Thanks for raising this @samidbb! We currently don't really support multiple versions - technically we do but both versions must have identical schemas so it's not very useful. #2608 tracks improving that.

One thing to note is that the way Kubernetes handles multiple versions is sometimes a bit surprising - you wouldn't actually need to delete the old (v1alpha1) version and create a new (v1alpha2) version. When you teach Crossplane/Kubernetes about a new version the resource exists at both versions simultaneously - it helps to think about it as adding a new API version that's accessing the same underlying data.

[negz]

We want to understand if multiple version can be run like this or is there a better way to handle breaking changes in the API schema?

To more directly answer your question - no you're not missing anything. This is just something we don't yet support in Crossplane. We'd like to though. I believe it will be critical.

In the meantime, a workaround would be:

1. Mark the locationConstraint field optional and deprecated in your XRD schema (i.e. update the comment to say so).
2. Introduce an identical, optional region field.
3. Update your Composition such that it will patch from both region and locationConstraint to the same field.

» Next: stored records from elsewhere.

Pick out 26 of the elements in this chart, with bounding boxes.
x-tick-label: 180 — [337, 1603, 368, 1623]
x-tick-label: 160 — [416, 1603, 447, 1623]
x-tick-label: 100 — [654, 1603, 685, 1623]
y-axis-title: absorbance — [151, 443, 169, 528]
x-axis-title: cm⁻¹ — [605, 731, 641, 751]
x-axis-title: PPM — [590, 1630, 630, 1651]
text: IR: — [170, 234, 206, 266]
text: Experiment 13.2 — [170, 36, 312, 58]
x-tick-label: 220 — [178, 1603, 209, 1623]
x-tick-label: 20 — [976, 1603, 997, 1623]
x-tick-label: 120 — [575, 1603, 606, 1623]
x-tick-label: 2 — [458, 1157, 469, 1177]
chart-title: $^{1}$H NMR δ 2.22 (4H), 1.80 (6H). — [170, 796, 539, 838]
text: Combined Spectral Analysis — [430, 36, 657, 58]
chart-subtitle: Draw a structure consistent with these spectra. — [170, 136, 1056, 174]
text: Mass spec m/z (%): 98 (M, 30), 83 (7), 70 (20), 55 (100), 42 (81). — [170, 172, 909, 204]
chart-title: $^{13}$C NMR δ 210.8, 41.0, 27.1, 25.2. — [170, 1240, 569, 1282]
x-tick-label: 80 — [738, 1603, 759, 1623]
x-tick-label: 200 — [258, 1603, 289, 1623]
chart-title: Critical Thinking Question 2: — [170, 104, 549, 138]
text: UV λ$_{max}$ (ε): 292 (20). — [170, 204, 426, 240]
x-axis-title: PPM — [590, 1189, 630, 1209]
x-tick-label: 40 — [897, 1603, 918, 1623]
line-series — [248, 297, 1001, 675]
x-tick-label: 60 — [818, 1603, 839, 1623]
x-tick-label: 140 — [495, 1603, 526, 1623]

This has some downsides - region effectively becomes optional - but allows you to rename without a breaking change until we support them.

[samidbb]

I couldn't really get it to work unfortunately. What it doesn't work for me is the following:

• I still cannot update deletionPolicy on v1 claims to Orphan. The change does not get propagated to the underlying composite resource. I can see it by describing the bucket and the composite resources
• I cannot delete v1 claims. it just get stuck on deletion request. Then I have to go the other way around by getting the composite and delete it which will then delete the bucket resource and v1 claim that is attached to it.

[negz]

@samidbb I'm not following. Are you seeing the two issues you reported when you create an XRD with two identical schemas? As I mentioned above, we don't support multiple different schemas yet per #2608. My most recent comment was suggesting a way to achieve the change you want to make in a backward compatible way so you can do so without introducing a new version.

[stale]

This issue has been automatically marked as stale because it has not had recent activity. It will be closed if no further activity occurs. Thank you for your contributions.

[github-actions]

Crossplane does not currently have enough maintainers to address every issue and pull request. This issue has been automatically marked as stale because it has had no activity in the last 90 days. It will be closed in 7 days if no further activity occurs. Leaving a comment starting with /fresh will mark this issue as not stale.

[jbw976]

/fresh I believe this is still relevant as part of supporting effective composition revisions

[github-actions]

Crossplane does not currently have enough maintainers to address every issue and pull request. This issue has been automatically marked as stale because it has had no activity in the last 90 days. It will be closed in 7 days if no further activity occurs. Leaving a comment starting with /fresh will mark this issue as not stale.

[ytsarev]

/fresh multiple XRD versions with different schemas are still desired enhancements

[mithie]

This would be a critical feature for us. It is obvious that schemas/APIs will evolve over time. Not having the chance to implement a stable versioning strategy and running different versions in parallel makes the whole thing pretty useless. Kubernetes already provides that possibility. So I would expect that Crossplane does, too.

[negz]

This is a duplicate of #2608 - let's discuss this there.